Tuesday, June 23, 2015

Why I SUCK as a Scrapbooker

Time


To be a good scrapbooker you need to make time for the hobby. I can't seem to start a project like a scrapbook page and then come back to it later and it takes a good 45 minutes to an hour for me to put together a page (this number comes from research done at crops). I take my time and agonize over decisions, after all these are for posterity, my grandchildren's grandchildren may be looking at these things.

Instead I spend my time making cards and playing with my dog, hanging out with my kid, dinking around with Pinterest, reading crafty blogs, and if I am honest (head hung in shame) spending too much time playing King games like Candy Crush.

Photos


I am not a great photographer. I don't take a lot of pictures. I don't document each day. When there is an event I may take a photograph or two but I am often too busy enjoying the event to document it. I even got through two of my son's birthday parties without taking even one picture. The scrapper's shame.

I didn't grow up with a camera in my face. My ancestors didn't grow up with cameras in their faces either. The images of my dad and his family are precious because they are rare.

What is worth documenting


Three years ago today my father died. Today is his Angel Day. For the past three years life has not been something I generally wanted to document. My son and I have both had our battles with depression and loneliness. Grief takes time. Sometimes a lot of time.  I get up every morning and walk the dog and get outside and have some time to pray and be grateful for today. I encourage gratitude in my son but a grieving 12 year old often has trouble with the concept.
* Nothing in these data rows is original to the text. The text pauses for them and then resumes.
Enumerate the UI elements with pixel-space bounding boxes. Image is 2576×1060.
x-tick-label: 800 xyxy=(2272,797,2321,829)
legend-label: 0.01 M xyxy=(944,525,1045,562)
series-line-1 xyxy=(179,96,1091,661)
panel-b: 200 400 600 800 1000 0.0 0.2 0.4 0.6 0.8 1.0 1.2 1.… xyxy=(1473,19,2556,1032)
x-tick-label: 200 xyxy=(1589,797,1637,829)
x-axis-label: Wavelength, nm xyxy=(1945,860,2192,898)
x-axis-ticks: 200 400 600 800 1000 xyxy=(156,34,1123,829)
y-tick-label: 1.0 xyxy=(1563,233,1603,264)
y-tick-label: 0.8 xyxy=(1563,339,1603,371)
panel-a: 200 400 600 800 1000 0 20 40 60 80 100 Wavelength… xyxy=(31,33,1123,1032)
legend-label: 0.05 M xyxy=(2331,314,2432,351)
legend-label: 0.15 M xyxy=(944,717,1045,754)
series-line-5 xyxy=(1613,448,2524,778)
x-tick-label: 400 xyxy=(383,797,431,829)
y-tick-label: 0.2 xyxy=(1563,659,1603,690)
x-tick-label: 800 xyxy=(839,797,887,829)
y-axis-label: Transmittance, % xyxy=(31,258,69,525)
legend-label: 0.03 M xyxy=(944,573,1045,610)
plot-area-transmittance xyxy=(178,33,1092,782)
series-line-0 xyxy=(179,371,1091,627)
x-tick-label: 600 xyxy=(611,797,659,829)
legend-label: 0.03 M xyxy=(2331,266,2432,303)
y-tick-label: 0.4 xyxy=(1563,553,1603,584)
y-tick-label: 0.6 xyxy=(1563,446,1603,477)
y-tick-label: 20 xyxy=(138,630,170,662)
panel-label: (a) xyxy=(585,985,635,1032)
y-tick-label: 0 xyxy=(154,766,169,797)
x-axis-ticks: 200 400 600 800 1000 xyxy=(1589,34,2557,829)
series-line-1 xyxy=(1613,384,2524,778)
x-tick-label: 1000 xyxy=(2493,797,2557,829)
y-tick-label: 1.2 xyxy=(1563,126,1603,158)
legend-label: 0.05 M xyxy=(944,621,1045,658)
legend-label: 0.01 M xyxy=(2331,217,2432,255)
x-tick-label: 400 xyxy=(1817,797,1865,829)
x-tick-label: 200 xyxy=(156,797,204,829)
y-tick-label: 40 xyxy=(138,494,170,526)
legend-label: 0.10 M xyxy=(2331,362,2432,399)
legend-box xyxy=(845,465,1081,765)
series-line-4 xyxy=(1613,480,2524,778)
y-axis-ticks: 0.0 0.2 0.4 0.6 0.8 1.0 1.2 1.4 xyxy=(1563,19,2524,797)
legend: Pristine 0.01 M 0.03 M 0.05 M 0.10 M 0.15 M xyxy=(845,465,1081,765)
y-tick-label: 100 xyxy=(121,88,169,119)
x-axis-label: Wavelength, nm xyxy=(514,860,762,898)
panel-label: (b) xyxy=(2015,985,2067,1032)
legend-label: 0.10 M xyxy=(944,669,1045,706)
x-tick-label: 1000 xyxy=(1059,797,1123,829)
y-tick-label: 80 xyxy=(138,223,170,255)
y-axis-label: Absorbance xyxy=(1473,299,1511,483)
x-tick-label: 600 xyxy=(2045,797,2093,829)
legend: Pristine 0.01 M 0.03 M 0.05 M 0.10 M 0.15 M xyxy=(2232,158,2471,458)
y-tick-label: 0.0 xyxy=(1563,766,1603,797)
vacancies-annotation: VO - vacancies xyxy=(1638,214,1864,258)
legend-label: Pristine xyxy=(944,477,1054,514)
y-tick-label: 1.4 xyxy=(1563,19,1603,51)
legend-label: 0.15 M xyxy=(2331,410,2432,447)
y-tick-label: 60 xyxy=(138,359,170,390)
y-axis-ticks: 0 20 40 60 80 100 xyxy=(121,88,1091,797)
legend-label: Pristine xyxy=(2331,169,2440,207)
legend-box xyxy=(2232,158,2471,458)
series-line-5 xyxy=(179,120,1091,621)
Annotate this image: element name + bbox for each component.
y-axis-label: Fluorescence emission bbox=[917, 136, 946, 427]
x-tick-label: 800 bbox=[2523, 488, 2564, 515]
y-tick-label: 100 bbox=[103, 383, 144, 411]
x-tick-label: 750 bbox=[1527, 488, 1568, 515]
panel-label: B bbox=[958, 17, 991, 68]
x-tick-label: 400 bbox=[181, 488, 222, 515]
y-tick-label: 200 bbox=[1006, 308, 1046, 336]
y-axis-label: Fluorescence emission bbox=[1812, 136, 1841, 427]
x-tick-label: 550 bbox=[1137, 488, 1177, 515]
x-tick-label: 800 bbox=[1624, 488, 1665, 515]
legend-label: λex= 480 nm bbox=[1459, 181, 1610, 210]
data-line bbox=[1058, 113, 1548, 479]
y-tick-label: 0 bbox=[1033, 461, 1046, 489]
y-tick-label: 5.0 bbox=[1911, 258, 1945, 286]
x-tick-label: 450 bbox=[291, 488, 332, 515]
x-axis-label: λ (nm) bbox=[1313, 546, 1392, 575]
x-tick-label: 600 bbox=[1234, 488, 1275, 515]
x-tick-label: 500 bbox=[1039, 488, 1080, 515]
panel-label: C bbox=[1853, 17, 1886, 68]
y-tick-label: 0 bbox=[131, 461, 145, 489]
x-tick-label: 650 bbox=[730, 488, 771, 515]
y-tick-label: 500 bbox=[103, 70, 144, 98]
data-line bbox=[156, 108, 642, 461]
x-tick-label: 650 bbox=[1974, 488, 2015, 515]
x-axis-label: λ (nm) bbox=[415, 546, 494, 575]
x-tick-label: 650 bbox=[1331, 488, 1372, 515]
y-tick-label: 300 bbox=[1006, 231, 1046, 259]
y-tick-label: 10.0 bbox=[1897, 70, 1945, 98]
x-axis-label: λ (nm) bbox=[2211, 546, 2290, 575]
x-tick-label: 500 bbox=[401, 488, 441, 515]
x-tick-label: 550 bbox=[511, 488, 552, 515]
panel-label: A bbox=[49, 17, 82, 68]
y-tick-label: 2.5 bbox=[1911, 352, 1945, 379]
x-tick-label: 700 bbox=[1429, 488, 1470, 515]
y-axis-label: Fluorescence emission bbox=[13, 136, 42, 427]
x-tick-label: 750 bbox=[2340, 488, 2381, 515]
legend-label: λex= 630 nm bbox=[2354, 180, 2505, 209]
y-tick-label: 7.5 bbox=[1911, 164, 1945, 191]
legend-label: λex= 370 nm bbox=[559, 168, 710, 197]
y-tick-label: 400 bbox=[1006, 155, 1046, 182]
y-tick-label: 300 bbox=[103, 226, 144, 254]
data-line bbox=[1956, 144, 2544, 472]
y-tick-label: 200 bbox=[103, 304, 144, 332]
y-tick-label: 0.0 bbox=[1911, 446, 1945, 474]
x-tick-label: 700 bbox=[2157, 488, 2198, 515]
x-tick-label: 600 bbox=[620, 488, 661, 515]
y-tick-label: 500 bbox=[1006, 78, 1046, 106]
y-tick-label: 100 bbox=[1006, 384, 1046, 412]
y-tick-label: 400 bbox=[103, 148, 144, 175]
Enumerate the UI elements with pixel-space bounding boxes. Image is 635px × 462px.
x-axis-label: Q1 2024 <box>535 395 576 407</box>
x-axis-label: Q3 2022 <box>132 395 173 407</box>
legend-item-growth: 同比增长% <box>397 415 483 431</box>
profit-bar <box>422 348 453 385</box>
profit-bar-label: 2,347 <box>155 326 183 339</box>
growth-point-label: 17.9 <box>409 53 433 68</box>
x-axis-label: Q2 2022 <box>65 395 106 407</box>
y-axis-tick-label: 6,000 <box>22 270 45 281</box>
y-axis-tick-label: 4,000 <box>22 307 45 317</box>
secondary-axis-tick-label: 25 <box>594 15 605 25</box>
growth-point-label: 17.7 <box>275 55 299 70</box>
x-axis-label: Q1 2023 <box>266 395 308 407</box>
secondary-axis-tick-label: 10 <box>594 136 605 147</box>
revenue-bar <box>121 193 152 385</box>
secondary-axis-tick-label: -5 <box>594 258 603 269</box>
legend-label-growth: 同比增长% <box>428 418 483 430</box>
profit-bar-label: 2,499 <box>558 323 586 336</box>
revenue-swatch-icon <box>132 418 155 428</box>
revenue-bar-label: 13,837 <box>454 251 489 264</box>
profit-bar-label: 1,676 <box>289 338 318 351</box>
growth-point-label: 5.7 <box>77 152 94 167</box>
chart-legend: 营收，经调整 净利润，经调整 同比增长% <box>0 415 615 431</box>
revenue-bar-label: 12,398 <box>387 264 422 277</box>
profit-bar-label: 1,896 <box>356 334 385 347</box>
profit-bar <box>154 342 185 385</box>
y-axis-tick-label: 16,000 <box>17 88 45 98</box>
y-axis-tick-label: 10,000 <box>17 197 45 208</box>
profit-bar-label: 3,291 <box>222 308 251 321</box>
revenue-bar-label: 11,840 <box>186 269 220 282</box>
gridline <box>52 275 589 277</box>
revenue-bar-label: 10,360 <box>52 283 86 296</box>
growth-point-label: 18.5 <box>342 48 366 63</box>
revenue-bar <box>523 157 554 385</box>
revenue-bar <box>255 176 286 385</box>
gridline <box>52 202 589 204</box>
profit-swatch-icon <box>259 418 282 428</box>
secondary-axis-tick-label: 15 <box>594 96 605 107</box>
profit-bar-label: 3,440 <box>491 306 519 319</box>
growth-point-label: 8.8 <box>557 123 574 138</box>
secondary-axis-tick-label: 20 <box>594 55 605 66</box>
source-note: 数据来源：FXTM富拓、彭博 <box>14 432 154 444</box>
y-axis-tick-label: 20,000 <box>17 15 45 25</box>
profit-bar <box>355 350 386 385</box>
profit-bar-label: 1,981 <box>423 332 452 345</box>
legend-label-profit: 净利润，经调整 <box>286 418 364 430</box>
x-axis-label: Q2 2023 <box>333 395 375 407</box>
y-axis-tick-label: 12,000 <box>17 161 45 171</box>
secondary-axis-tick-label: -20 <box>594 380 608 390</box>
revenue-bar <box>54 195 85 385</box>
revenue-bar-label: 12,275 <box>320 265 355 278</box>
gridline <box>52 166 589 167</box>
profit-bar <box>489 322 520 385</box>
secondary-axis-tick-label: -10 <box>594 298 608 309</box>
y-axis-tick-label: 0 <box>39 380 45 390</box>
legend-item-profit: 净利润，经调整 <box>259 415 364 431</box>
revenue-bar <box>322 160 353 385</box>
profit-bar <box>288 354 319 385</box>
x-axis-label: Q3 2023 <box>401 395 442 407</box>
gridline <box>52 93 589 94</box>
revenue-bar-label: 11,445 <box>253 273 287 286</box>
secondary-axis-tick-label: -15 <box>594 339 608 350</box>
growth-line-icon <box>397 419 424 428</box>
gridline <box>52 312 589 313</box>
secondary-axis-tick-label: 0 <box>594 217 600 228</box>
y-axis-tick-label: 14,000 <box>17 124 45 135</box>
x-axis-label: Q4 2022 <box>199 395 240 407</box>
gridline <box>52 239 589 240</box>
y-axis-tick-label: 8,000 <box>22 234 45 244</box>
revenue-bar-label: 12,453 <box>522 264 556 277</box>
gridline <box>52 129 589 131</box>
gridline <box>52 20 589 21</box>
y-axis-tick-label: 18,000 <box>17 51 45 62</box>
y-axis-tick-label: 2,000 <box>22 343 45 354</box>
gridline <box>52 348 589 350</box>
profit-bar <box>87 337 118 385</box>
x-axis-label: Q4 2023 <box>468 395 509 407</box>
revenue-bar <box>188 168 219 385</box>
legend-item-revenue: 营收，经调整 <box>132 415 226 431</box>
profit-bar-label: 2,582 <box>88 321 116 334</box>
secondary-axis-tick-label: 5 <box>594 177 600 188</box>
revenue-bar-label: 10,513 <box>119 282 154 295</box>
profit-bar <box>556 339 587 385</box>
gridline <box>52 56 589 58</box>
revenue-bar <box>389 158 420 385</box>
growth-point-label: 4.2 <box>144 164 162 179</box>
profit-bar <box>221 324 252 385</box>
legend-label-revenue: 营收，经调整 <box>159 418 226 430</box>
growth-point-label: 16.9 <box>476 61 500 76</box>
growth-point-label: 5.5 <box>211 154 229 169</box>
The period between May 28th, my father's birthday, and June 23rd his death date are always hard. Father's Day is particularly difficult on my son as his father is not in the picture. PawPaw was his male role model, his everything.

Scrapbooking, like journalism, is the first draft of history. It is also incredibly biased as it is a history generally told from one perspective. It is not neutral, it is often not just factual like journalism, there is a lot of emotion on the page. Most scrapbook pages I see in magazines and on blogs show happy, smiling people who clearly care for one another.

Scrapping a moody, grieving tween is not easy. Even though the sun is shining and the world is whirling around us sometimes we only see the gray gloominess of our own thoughts. We see what is missing and not what is here. How do you scrapbook that?

The blog plan


When I rebooted the blog the last time I was overly ambitious. I didn't take into account the needs of a dog that shadows me everywhere. I didn't anticipate side work that would help pay the bills. I didn't write far enough ahead to make this the blog I wanted for you (and me).

I will try to put down the candy crush and pick up the camera more. I have a lot of cards I could share with you but they end up on instagram more often then this blog. To see cute cardness you can follow me there.

Tips, tricks and ideas will return here, it due time. But for today it's time to grieve with my boy.